El alegre estado de ánimo de los mandos se transmitió también a los soldados. La compañía marchaba alegremente. Por todas partes se oían las voces de los soldados.
¿Cómo es posible que dijeran que Kutúzov era tuerto de un ojo?
—¡Pues no lo es en absoluto!
—No... hermano, ve mejor que tú, ha mirado todo, las botas y los calcetines.
—Cuando se ha puesto a mirarme los pies... ¡buf!
—Y el austríaco que estaba con él, parecía como si estuviera cubierto de tiza. Era blanco como la harina. Habrá que ver cómo limpian los uniformes.
—Oye, Fedeschau, tú que estabas más cerca, ¿ha dicho cuándo empezarán las batallas? Dicen que el mismísimo Bonaparte está en Brunov.
—¡Bonaparte! ¡Qué tontería! ¡No sabes nada de eso! Ahora se han levantado los prusianos. Y los austríacos quieren sofocar esa revuelta, cuando lo consigan se entrará en combate contra Bonaparte. ¡Y dice que Bonaparte está en Brunov! ¡Está claro que es tonto! Presta más atención.
—¡Que el diablo se lleve los acuartelamientos! La quinta compañía ya está en el pueblo, ya les estarán preparando el rancho cuando nosotros todavía no hayamos llegado a nuestro destino.
—Eh, dame una galleta.
—¿Acaso me diste tú tabaco ayer? Bueno, toma y que Dios te perdone.

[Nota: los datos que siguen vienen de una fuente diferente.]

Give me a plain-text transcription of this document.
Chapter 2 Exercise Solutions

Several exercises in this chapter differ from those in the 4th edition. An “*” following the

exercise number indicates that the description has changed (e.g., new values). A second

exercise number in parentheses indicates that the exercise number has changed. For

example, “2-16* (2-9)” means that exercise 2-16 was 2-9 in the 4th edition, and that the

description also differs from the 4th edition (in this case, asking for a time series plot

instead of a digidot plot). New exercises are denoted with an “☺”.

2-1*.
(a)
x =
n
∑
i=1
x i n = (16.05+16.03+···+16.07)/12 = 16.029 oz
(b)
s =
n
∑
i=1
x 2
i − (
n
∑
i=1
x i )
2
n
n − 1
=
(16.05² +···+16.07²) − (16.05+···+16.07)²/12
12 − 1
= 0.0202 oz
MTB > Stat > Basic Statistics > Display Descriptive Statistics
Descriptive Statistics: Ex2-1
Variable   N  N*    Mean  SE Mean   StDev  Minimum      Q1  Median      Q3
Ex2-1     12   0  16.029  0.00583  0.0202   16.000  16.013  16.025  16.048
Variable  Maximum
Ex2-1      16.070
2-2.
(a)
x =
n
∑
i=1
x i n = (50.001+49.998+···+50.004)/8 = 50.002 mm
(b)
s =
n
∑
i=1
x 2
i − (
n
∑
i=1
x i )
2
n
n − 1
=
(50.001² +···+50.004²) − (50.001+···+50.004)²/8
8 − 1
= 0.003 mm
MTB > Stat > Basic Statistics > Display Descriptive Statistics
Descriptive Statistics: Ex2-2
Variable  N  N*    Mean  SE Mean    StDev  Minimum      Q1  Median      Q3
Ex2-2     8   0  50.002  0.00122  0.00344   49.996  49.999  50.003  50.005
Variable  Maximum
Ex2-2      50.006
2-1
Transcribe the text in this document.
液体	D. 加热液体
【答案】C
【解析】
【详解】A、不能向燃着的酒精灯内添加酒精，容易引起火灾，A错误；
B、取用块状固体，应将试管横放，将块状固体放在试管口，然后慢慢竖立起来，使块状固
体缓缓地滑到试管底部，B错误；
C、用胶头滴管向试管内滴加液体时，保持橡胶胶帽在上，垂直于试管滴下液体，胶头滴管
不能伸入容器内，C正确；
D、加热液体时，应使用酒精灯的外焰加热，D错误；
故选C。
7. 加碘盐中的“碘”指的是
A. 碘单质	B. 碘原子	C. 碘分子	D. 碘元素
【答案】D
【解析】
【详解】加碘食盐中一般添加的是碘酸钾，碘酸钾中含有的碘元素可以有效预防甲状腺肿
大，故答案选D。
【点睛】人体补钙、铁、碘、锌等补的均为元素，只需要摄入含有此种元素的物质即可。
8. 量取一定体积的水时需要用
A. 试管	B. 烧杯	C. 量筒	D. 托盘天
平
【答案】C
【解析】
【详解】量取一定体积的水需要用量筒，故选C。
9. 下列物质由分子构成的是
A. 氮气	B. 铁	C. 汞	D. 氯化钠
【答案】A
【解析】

—Si al menos hicieran un alto, porque tenemos que andar aún cinco verstas sin probar bocado.
—Estaría bien que los alemanes nos dieran sus coches como en Olmütz. ¡Yendo en coche es otra cosa!
—Pero aquí, hermano, los habitantes están todos locos. Allí por lo visto eran todos polacos, que estaban bajo la corona rusa pero aquí no hay nada más que alemanes.
—¡Adelante los cantores! —se escuchó la voz del capitán.
Y desde las diferentes filas corrieron hacia delante unos veinte soldados. El tambor del coro volvió el rostro hacia los cantantes y dejando caer el brazo entonó una lenta canción soldadesca, que comenzaba: «No será el alba, el sol se levanta...», y terminaba con las palabras: «Hermanos, alcanzaremos la gloria con el padrecito Kámenski...». Esta canción había sido compuesta en la campaña de Turquía y ahora se cantaba en Austria. Con el único cambio de que en el lugar de «Padrecito Kámenski» habían puesto «Padrecito Kutúzov».